Putin and his aides also have expressed support for the highly
anti-democratic idea of appointing rather than electing governors. Putin has
even hinted that he would like to extend the term of the Russian president to
seven years, instead of four.
Individually, none of these innovations would spell the
end of democracy. In
combination, however, they could recreate a system dominated by a single
"party of power," i.e., the Kremlin.
Despite all of these ominous signs, it would be wrong to
conclude that Putin
is an "anti-democrat." The Russian president is simply too modern
and too
Western-oriented to believe in dictatorship. Rather, Putin is indifferent to
democratic principles and practices, believing perhaps that Russia might have
to sacrifice democracy in the short run to achieve "more important"
economic
and state building goals.
Because Putin wants cooperation with the West, the Clinton
administration now
has an opportunity to help the cause of Russian democracy. Rather than shower
Putin with faint praise about his businesslike demeanor as a way to secure
the Russian president's support for arms control treaties, Clinton and his
foreign policy team need to stress that the preservation of democracy in
Russia is a precondition for cooperation. In parallel to a more constructive
engagement of Putin regarding issues of human rights, the United States also
needs to give greater support to Russian societal forces still fighting to
preserve Russian democracy.
This means empowering human rights activists through high-level meetings with
U.S. officials. It also means increasing, not decreasing as currently
planned, assistance programs designed to strengthen the independent media,
trade unions, political parties, civil society and the rule of law.

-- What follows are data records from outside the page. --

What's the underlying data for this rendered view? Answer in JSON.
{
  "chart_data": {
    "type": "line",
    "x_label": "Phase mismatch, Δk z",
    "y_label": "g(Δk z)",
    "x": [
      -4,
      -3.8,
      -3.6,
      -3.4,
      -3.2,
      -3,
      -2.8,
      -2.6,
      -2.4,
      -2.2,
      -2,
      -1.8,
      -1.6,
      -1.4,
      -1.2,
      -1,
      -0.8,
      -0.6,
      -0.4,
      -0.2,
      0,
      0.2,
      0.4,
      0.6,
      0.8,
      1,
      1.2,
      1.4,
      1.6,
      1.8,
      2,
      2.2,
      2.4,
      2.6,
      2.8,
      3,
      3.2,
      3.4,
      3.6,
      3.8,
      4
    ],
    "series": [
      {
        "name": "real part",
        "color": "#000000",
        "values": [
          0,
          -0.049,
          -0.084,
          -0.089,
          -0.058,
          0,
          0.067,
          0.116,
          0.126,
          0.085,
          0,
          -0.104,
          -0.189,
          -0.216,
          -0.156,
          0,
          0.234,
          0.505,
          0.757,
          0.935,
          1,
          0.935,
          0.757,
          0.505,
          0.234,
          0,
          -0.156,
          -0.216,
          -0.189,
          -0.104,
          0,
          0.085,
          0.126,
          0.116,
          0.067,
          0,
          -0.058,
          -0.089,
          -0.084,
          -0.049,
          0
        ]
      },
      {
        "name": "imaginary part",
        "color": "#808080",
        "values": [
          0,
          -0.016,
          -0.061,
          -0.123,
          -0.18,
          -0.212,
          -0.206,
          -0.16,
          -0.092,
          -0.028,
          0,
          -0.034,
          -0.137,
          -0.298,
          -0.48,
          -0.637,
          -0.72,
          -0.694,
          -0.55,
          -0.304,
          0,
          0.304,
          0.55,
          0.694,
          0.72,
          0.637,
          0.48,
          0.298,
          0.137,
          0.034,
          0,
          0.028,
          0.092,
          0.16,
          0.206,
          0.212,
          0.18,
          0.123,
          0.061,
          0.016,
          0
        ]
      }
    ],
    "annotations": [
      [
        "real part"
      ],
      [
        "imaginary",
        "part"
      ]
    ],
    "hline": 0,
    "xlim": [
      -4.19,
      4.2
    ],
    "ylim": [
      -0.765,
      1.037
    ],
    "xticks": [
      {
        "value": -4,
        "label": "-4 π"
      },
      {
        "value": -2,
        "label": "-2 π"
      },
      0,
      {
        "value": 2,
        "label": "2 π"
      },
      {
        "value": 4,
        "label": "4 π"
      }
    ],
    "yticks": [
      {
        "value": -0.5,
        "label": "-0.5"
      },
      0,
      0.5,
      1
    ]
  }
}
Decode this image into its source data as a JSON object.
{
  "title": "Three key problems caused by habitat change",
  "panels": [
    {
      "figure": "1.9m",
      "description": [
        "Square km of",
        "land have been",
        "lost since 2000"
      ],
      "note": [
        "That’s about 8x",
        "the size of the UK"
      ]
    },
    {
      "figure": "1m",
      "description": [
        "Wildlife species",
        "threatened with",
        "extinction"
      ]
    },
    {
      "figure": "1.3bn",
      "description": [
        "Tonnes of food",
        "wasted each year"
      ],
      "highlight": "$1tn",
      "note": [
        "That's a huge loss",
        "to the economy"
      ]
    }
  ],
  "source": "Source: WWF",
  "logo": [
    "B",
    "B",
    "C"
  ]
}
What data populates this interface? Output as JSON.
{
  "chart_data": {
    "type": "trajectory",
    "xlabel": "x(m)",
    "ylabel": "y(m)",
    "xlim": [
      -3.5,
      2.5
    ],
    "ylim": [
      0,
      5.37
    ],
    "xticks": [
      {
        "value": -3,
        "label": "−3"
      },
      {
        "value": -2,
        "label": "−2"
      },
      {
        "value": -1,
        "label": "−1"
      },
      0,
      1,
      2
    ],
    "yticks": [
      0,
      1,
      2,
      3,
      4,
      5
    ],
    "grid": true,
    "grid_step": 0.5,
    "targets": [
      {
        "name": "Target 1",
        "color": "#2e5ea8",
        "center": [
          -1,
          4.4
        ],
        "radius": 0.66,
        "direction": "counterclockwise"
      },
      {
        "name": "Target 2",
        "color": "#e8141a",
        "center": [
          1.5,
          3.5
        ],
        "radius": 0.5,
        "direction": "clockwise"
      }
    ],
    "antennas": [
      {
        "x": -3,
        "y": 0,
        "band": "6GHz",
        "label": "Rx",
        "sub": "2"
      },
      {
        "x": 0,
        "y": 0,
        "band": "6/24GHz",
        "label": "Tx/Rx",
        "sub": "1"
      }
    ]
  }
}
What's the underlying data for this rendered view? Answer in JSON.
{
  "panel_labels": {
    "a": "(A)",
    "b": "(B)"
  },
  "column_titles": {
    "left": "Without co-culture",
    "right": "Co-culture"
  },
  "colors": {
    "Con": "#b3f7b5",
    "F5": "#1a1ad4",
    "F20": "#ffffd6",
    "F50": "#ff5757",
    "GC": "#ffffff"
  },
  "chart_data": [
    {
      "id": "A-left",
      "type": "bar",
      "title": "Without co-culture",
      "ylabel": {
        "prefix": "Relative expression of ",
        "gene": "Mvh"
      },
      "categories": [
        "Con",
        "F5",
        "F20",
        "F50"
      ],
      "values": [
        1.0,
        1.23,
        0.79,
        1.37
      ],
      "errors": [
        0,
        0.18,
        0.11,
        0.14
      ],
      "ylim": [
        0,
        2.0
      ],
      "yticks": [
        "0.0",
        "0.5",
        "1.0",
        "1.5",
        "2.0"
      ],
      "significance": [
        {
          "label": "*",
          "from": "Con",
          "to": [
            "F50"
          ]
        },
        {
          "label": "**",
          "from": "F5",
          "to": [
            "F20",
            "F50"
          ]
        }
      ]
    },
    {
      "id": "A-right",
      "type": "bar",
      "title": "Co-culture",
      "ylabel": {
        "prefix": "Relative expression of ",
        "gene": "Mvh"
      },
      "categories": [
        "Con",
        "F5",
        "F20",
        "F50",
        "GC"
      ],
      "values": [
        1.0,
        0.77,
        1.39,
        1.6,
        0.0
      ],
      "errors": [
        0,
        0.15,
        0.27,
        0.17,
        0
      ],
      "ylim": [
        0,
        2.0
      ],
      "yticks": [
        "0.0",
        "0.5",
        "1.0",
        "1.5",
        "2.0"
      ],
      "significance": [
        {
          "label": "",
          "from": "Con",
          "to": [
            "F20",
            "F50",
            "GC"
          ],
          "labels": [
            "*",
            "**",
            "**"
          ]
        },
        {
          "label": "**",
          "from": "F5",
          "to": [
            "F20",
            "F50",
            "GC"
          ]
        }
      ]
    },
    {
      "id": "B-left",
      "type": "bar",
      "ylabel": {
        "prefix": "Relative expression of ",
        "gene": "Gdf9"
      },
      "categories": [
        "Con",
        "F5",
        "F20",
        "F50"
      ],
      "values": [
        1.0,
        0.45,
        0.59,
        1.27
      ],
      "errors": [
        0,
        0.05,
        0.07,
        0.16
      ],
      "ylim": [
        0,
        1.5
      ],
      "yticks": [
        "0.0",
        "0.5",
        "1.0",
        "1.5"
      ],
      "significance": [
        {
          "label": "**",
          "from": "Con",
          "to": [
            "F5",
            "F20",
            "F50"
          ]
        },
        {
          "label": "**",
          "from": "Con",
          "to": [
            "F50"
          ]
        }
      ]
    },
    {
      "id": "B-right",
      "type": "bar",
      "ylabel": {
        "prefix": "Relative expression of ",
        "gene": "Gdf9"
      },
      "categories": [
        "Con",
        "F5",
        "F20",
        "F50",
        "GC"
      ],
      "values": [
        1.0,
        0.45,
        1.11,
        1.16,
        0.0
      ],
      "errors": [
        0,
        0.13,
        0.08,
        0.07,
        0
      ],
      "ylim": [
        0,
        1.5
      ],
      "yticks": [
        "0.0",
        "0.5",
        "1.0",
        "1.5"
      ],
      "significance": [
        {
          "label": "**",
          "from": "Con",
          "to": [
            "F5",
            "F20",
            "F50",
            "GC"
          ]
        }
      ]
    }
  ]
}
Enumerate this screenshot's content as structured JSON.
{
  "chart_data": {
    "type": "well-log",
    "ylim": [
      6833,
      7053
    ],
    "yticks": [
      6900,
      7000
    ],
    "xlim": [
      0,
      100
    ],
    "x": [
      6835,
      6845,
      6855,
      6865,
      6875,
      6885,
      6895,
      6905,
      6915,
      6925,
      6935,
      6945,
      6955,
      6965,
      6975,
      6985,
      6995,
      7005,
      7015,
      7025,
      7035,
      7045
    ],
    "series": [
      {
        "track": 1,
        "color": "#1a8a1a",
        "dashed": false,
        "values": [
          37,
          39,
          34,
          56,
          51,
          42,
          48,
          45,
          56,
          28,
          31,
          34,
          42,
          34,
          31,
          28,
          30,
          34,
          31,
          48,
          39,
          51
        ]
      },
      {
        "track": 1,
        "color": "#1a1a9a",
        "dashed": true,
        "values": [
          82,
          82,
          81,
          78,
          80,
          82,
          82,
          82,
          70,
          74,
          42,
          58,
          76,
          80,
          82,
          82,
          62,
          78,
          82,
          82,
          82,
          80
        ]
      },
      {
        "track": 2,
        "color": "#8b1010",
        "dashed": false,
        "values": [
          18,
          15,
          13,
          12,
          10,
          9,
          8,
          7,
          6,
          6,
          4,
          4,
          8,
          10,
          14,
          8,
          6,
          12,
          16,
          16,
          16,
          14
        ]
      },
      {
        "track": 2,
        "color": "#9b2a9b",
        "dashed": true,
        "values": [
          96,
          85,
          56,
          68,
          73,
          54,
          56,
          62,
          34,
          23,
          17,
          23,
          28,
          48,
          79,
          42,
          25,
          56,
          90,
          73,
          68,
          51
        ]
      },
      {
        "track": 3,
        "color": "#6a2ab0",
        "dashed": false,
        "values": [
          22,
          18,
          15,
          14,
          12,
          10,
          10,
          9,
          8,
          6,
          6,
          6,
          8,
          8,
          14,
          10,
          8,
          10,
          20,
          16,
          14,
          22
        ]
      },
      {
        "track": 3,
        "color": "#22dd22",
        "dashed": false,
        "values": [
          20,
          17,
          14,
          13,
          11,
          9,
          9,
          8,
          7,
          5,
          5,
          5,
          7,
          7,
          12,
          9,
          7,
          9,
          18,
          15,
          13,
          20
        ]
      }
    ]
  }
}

Arms control did not end the Cold War. Rather, it was the
collapse of
communism and the emergence of democracy within the Soviet Union and then
Russia that suspended the international rivalry between the United States and
the Soviet Union. If a new nationalist dictatorship eventually consolidates
in Russia, we will go back to spending trillions on defense to deter a rogue
state with thousands of nuclear weapons.
In Russia, democracy is not yet lost. Clinton still has
the opportunity to
help promote its consolidation. If, however, Russian democracy fails, no one
will remember who ratified the Start II treaty.